Otelin personel girişinden girmemle birlikte insan kaynaklarına gittim ve daha sonra yanıma aldığım pantolonum ve topuklu ayakkabılarımı giyerek ofise çıktım.
Ofiste M. vardı. O da benim gibi yeniydi, sadece 3 gün önce işe başlamıştı. Fakat oldukça alışmış gibi gözüküyordu. Bana kitlerin yerini gösterdi ve alışmamı hızlandırmak için oldukça sıcakkanlı bir tavırla yaklaştı. İyi birine benziyordu. Kısa, çenesinden 3-4 santim uzun karamel rengine dönük saçları vardı. Oldukça ince yapıda bir kızdı. Bana Sevcan ablamı hatırlattı. Sevcan ablam, daha önce o otelde staj yaparken yanından ayrılmadığım ve birlikte rezervasyonlara baktıgımız, bana ilk Fidelio'yu öğreten kişiydi.

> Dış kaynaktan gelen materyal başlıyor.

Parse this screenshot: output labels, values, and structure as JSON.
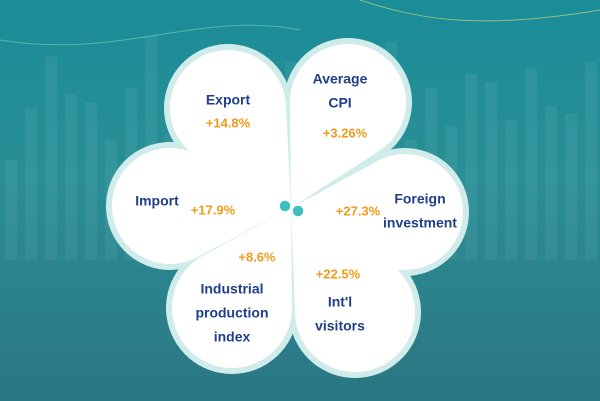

İlk gün oldugu için diye düşünüyorum, çok gergin, stresli hissediyordum. Hava almaya çıktıgımda ''Acaba çıkıp gitsem mi ?'' diye düşünmedim değil. Çıkmazda gibiydim, daralmıştım. Fidelio'da rezervasyon girmeyi de unutmuş olmam benı daha çok geriyordu. Çünkü 2 sene önce yalayıp yutmuştum, öyle ki oteldeki hiç kimse benim stajer oldugumu bilmiyordu. Öğrenenler de şaşırıp kalıyordu. Sağ olsun S. , bana unuttuklarımı teker teker amlattı ve ben de not aldum.
Saat 15:00 sularında stresim oldukça azalmıştı. Ortama uyum sağlamaya başlamıştım ve daha az hava almaya çıkıyordum. Sadece üzerimde aşırı bir ağırlık ve bununla birlikte bir yorgunluk vardı. Ağırlığın sebebini çözemesemde, yorgunluğun sebebi kesinlikle bir önceki gün eskişehir'den dönmüş olmam ve ertesi gün yani 17 Mayısta erkenden kalkıp işe gitmemdi.

O gün, 18:30da işten çıkmam gerekirken 19:30da çıktım. Bunun sebebi rezervasyondaki yogunluk ve benım unuttuklarımı hatırlama aşamasında olmamdı. Eğer sistemi unutmamış olsaydım 1 saat mesai yapmamıza gerek kalmayabilirdi.

Saat 21:30 sularında eve vardıgımda bitmiştim artık. Gökçe ile bir kahve içtik ve daha sonrasında yatağıma yöneldim, ertesi gün çalar saati duymayı dileyerek.